Müslüman Dünyası’ndaki Kıyamet söyleminde, Kıyamet’in on büyük işaretinden biri de  bu “Ye’cüc Me’cüc” konusudur. Bu konu hem Müslüman dünyasına özgü gizli bilimcilikte hem de Kur’an’da geçmektedir. Ye’cüc-Me’cüc, Kur’anda, Zülkarneynden söz edilirken, bir öykünün ikinci kahramanı olarak sunulmaktadır (Kehf: 83-98). Bu öykü Hans’a uyarlanmış(!) haliyle şöyle: “Sana Zülkarneyn’den  (çift zaman sahibi iki boynuzludan yani bir çift boynuz oluşturan iki karadelik ucundaki kirişten sıçrayarak gelenden) soruyorlar. De ki, “Size ondan bir hatıra anlatacağım!” Gerçekten de biz onu yer yüzünde güçlü kıldık. İhtiyaç duyduğu her araç-gereci sağladık. O da uçandairesi ile batıya doğru bir yol tuttu. Vardığı yer Missisipi Deltası idi. Orası suyu, çamuru bol bir yerdi. Hatta aracı bu yüzden çamurlanmıştı. Buradaki toprağı kutsayarak adına Grace(Kureys)land (İnayet Ülkesi ya da Emin Bölge) dedi.

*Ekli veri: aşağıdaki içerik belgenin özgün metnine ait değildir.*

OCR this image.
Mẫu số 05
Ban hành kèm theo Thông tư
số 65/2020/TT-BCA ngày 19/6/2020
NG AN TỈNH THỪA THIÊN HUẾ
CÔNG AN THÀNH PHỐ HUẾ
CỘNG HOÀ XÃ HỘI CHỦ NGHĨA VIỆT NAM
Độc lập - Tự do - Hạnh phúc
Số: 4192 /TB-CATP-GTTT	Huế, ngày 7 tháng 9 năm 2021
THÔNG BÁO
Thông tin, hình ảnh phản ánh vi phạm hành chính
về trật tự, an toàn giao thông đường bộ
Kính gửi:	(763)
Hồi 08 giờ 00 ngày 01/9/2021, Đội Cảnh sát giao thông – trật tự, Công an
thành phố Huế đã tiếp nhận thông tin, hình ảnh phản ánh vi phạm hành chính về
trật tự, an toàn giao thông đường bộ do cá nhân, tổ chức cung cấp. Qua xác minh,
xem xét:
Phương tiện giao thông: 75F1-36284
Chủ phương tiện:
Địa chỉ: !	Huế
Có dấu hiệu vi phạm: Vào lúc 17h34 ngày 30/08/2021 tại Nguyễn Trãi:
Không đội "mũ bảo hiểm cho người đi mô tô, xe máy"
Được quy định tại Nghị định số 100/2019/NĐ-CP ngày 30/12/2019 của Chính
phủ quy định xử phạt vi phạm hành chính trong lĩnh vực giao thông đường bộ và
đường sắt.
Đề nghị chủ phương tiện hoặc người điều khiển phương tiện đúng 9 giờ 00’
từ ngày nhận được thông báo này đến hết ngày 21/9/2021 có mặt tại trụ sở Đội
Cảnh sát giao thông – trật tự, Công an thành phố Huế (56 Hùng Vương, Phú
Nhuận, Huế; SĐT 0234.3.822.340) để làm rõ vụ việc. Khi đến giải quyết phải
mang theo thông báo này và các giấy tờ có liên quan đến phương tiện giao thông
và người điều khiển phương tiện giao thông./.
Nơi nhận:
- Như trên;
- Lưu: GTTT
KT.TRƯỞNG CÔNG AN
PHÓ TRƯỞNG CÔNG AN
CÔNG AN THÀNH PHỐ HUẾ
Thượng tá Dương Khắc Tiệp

Orada bir kavimle karşılaştı. Bu kavim, aslı Türk soyu olan Algonkinaların “Athabaskan” kolu idi. O zaman ona “Dilediğini yap!” dedik. “İster onları yok et, istersen onlara iyi davran!” Kavmin şefi Tennessee ilk iman edip uyanlardan olduğu için, Zülkarneyn onlara iyi davrandı.

Bir süre sonra Zülkarneyn doğuya, Güneş’in doğduğu yöne yönelerek oradan ayrıldı. Doğuya geldiğinde öyle bir toplulukla karşılaştı ki, onlar daha güneşten korunmayı bile bilmiyorlardı. Yani ne evleri ne elbiseleri vardı! Zülkarneyn bir onlara bir kendine baktı! Doğrusu onun saltanatı, gördüğü kavim ile kıyaslanır gibi değildi! Şükretti ve güneyden Kuzeye üçüncü bir yol tuttu.

Ermenistan’la Azerbaycan arasında o büyük vadiye vardığında, korku ve öfkelerinden söz anlamayacak durumda olan bir kavimle karşılaştı. Yardım istediler ve “Ey, Zülkarneyn!” dediler. “Ye’cüc ve Me’cüc burada fesat çıkarıyor. Onlarla aramıza bir set yap da biz de sana dilediğinden dilediğin kadar verelim.” O zaman o çift boynuzlu “Bana Rabbimin verdikleri yeter!” dedi ve yardım etmeye razı oldu. “Hadi kas gücünüzle bana yardım edin de gereğini yapayım!” dedi.

Sonra da vadide iki dağın uçlarının birleştiği yere demir yığmalarını söyledi. Oraya demir yığarak vadiyi doldurdular. O demirler akkor olana kadar ısıttılar. Sonra Zülkarneyn onlara, “Şimdi de bakır getirin!”dedi. O seddin üzerine bakır da eritip döktüler. Böylece Ye’cüc Me’cüc fesadı bitti.”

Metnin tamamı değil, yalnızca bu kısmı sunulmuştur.